Мне доводилось замечать, что, скажем, на встречах со зрителями поначалу, как правило, меня встречают холодно. Требуется усилие, чтобы расположить зал к себе, завоевать его симпатию. Вероятно, в моей человеческой сущности на первый взгляд внешне больше отрицательных черт, чем положительных. У меня нет того сразу же располагающего обаяния, какое было, допустим, у прекрасного актера Алейникова и есть у очень многих актеров. Поэтому, играя положительную роль в эпизоде, мне трудно брать в союзники зрителя. В больших ролях мне это легче. Там у меня достаточно времени, чтобы убедить, заставить верить себе.

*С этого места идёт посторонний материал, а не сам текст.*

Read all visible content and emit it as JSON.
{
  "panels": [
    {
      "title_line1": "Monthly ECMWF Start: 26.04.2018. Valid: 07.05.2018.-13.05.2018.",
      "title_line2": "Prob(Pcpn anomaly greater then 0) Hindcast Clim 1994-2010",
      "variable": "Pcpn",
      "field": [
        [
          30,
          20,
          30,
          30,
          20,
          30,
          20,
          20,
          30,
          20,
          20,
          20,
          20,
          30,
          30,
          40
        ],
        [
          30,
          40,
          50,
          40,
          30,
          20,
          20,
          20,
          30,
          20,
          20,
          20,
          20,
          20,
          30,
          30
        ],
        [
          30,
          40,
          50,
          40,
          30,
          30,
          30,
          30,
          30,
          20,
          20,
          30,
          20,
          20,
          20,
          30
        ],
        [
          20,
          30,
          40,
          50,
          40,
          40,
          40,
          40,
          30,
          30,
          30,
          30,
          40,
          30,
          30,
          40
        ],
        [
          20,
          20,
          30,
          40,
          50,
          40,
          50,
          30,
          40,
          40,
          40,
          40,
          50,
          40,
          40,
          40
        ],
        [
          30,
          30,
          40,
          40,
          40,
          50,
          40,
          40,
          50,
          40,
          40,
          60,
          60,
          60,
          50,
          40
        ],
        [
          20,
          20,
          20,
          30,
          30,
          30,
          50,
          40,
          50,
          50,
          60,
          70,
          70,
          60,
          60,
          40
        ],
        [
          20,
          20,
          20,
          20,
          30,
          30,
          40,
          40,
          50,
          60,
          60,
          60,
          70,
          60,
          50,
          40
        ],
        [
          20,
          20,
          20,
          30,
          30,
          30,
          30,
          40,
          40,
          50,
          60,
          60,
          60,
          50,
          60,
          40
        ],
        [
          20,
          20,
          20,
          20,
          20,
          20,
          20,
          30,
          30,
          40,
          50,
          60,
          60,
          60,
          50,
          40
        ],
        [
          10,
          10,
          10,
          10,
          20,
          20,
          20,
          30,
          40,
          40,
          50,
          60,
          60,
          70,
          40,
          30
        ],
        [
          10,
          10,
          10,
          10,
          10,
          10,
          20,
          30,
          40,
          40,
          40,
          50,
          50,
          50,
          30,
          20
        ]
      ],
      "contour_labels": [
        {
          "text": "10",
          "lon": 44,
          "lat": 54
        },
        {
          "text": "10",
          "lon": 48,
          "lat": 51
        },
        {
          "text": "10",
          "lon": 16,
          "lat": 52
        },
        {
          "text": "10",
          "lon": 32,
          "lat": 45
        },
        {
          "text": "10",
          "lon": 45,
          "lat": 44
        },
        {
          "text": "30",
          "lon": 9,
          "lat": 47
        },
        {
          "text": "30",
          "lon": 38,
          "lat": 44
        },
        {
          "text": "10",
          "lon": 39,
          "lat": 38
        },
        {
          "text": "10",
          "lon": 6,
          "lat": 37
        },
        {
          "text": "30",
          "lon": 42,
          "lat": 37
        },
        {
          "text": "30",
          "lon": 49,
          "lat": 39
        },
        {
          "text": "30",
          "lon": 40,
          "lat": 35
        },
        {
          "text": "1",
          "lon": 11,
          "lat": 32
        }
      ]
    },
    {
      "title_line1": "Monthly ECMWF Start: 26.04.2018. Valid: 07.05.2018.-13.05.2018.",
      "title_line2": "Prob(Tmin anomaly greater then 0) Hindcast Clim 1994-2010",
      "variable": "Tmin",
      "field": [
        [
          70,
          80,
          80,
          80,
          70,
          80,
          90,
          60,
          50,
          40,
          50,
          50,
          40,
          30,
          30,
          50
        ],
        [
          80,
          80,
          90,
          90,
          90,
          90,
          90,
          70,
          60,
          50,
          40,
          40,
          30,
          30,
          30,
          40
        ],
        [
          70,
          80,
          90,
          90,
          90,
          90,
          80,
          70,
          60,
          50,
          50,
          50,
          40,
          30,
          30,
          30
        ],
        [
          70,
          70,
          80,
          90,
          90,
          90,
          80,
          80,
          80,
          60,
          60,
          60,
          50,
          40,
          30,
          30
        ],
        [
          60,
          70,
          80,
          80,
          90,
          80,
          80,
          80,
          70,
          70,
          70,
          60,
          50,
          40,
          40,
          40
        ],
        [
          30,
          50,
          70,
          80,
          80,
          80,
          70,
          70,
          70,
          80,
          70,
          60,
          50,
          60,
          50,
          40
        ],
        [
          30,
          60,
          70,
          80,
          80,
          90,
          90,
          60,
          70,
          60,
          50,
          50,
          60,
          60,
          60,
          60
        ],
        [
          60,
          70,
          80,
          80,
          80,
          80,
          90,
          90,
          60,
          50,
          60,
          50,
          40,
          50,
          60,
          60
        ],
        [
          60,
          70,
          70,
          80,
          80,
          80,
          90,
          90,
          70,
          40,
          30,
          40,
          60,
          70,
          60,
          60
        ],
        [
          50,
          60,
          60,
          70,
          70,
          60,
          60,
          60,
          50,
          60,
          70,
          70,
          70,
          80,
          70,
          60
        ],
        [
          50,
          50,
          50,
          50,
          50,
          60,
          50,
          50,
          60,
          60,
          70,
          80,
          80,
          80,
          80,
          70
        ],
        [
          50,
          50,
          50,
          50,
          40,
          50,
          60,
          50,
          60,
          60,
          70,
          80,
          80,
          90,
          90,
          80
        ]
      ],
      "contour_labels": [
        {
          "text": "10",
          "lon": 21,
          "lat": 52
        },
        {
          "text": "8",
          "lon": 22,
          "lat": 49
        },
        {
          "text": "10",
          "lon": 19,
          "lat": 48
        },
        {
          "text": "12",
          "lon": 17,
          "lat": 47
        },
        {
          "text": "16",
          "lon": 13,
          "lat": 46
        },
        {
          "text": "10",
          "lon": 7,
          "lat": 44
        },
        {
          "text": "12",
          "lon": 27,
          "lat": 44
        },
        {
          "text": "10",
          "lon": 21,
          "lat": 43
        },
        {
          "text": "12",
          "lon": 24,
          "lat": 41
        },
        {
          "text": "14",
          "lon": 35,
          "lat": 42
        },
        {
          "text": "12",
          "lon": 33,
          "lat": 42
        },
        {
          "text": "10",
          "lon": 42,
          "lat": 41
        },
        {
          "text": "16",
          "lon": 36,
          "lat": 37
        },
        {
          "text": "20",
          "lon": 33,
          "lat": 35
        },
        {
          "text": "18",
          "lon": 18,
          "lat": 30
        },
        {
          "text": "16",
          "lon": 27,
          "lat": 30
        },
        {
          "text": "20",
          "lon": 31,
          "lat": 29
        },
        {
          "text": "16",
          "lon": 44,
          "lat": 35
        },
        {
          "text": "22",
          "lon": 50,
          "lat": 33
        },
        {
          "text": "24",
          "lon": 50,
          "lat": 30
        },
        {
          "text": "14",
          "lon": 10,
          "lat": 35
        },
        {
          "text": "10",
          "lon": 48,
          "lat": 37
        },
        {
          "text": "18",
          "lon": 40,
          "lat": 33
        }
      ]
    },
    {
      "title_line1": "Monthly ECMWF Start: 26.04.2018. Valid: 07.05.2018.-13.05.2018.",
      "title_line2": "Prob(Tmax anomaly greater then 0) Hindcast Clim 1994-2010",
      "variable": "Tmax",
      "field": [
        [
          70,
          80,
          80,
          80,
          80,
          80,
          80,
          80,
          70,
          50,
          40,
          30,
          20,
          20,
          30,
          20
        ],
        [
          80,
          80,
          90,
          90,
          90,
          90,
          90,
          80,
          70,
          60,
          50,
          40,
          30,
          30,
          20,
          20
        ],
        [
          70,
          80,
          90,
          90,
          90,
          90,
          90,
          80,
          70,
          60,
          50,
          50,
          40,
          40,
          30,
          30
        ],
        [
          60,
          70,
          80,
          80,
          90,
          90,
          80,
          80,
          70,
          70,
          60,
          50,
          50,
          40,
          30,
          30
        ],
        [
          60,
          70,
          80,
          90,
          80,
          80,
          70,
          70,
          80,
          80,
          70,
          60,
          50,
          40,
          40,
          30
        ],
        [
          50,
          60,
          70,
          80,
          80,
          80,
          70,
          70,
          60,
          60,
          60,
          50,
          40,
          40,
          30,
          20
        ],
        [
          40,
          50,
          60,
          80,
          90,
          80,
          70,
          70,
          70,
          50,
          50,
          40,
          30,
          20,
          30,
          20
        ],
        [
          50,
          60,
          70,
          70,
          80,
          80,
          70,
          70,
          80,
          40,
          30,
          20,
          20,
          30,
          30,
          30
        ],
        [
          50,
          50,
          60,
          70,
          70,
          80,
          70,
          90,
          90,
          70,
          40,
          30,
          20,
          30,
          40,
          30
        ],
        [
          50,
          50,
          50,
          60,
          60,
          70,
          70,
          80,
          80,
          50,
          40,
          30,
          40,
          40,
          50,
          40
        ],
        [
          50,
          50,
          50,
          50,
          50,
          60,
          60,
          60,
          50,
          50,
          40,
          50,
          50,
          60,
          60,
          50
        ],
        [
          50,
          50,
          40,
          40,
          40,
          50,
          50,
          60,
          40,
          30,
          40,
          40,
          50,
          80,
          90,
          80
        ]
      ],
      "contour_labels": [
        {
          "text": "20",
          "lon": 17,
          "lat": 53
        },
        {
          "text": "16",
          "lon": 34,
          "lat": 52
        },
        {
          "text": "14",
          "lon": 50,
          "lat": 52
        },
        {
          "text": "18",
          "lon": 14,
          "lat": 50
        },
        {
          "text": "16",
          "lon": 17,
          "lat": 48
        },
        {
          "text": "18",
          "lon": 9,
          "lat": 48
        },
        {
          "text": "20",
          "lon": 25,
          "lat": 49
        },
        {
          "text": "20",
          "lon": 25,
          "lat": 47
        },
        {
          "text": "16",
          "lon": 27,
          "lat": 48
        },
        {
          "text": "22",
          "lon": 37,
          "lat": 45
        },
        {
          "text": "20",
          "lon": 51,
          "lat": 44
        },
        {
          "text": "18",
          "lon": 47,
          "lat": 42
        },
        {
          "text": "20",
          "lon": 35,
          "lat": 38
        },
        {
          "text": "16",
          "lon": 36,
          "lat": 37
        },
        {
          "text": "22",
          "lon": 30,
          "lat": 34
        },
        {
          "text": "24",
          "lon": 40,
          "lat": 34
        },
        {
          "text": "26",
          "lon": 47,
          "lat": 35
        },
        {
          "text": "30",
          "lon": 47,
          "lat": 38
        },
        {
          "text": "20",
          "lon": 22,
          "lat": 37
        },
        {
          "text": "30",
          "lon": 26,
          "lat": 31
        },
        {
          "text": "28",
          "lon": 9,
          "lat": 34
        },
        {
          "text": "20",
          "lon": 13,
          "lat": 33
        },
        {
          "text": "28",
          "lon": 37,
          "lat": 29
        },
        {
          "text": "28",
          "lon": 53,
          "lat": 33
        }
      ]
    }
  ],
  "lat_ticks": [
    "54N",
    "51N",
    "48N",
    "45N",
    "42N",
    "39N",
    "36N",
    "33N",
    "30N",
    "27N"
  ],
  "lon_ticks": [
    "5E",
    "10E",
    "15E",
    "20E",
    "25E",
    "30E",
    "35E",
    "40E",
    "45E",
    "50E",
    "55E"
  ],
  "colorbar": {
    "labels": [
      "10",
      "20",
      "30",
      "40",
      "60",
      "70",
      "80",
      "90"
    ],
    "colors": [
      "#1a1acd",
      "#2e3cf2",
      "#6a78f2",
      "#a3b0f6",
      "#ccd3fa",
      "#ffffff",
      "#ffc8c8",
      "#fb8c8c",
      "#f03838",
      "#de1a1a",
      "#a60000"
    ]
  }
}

Играя отрицательную героиню, я стараюсь оправдать ее для себя. Потому что если актер не оправдывает для себя Раскольникова, убившего старуху-процентщицу, то и роли не получится. Не будет характера, будет схема, пересказ поступков. Зрители на какое-то время должны стать на сторону Раскольникова, пожалеть его, пойти за ним и последовательно прийти к его жизненному крушению, к нравственному суду над ним.
Мое отношение к фашизму более чем определенное. У меня отец погиб на фронте. Фашизм – это законченное выражение, чудовищно направленный синтез самых дурных черт человеческой натуры. Но те же черты, пусть в микроскопических дозах, порой можно, к сожалению, увидеть в самых обычных, на вид неплохих людях. Я помню на съемках фильма «Дневные звезды» в сцене «Зоопарк» детей – группу человек в 30 из детского дома – от двух до семи лет. Не снимали. Ждали солнца. Две воспитательницы: одна – пожилая, из таких классических петербургских старомодных женщин, другая молодая, видимо, только что закончила училище, но уже всех детей знала по имени («Алеша, встань с земли» – было холодно, «Метелкин, не расстегивай пальто» и т. д.). Чтобы дети не растерялись, их повели на кучу песка, который только что привезли для каких-то зоопарковских нужд. Дети обсыпали эту кучу, весело кричали, занялись делом. Они так могли играть целый день. Пришла служительница – стремительная, напористая, в грязном сером халате. Крикнула: «Вы что это песок портите! Разносите по всему зоопарку!» (Дети очень аккуратно играли, воспитательницы следили.) Прогнала. Детей построили парами. Пошли. Растянулись по всей аллее. Так и водили их уныло по аллее целый день – из-за погоды съемок не было… Хотя, может быть, эта служительница – неплохой человек и может в каких-то других условиях проявиться с совершенно другой стороны.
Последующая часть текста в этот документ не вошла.